One honest caveat: FeedRama is a desktop Chrome extension. It doesn't run on phones or in Safari or Firefox, so hashtag sorting is a laptop workflow. If you mostly research on your phone, sorting via a filtered Instagram feed on desktop is still worth the occasional laptop session — it's dramatically faster than scroll-and-guess.
FAQ
Can you sort Instagram hashtag posts by likes?
Not with Instagram's own interface — hashtag pages only show an algorithmic grid. The FeedRama Chrome extension adds a sort control to any hashtag page on instagram.com, so you can reorder the posts by likes, comments, views, shares, or date.
How does Instagram decide which posts are "top" on a hashtag?
Instagram doesn't publish the exact recipe, but the grid is algorithmic and personalized — two people searching the same tag can see different posts.
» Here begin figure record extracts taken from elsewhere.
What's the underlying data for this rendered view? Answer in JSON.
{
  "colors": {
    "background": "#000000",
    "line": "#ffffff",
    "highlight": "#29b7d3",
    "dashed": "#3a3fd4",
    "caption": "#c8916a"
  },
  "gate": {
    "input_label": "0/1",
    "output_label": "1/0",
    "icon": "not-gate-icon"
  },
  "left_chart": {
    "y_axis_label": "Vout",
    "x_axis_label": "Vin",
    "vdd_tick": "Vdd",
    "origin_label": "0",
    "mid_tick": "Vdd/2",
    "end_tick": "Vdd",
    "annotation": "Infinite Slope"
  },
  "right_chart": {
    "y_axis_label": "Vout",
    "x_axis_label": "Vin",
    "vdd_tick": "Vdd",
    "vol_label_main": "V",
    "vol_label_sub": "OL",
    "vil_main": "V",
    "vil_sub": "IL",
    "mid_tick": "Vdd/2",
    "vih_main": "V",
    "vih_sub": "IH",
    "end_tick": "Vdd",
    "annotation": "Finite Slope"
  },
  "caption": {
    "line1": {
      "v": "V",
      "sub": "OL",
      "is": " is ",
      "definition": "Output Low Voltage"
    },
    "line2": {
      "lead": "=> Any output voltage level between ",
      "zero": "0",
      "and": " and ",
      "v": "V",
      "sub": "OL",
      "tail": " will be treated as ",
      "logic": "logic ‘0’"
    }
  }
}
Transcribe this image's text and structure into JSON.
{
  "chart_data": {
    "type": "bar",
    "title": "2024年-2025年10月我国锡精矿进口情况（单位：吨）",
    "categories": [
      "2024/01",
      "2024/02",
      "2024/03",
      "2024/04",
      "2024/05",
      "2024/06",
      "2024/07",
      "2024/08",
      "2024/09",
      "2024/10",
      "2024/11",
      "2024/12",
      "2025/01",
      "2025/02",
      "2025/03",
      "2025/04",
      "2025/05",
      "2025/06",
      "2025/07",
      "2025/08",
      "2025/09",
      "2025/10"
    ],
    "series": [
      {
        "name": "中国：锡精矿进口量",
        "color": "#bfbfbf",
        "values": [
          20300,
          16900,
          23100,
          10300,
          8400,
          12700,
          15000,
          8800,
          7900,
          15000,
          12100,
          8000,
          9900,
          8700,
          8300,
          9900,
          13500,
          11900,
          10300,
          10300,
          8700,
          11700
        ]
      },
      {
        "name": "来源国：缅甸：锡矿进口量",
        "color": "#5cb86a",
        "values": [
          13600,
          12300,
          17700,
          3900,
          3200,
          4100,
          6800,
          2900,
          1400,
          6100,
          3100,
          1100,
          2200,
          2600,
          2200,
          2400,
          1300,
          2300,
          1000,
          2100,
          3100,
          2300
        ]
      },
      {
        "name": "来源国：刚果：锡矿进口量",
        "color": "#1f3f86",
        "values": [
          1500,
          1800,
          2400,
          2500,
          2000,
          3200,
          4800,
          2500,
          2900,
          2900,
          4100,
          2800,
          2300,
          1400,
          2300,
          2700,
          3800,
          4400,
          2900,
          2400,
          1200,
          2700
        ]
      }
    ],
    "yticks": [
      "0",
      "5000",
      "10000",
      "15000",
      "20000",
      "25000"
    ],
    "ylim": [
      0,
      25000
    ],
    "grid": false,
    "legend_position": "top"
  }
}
It is not a ranking by likes, which is why researchers sort the tag themselves instead.
Does hashtag sorting work on Reels and the explore page too?
Yes. FeedRama sorts hashtag pages, profiles, Reels, search results, the explore page, and even your saved posts — anywhere a public Instagram feed loads in desktop Chrome.
Is sorting Instagram hashtags free?
Yes — the free plan includes unlimited sorts, with each sort covering the previous 25 posts or the last week. Pro ($5/month billed annually) removes the range cap so you can rank a tag's full history.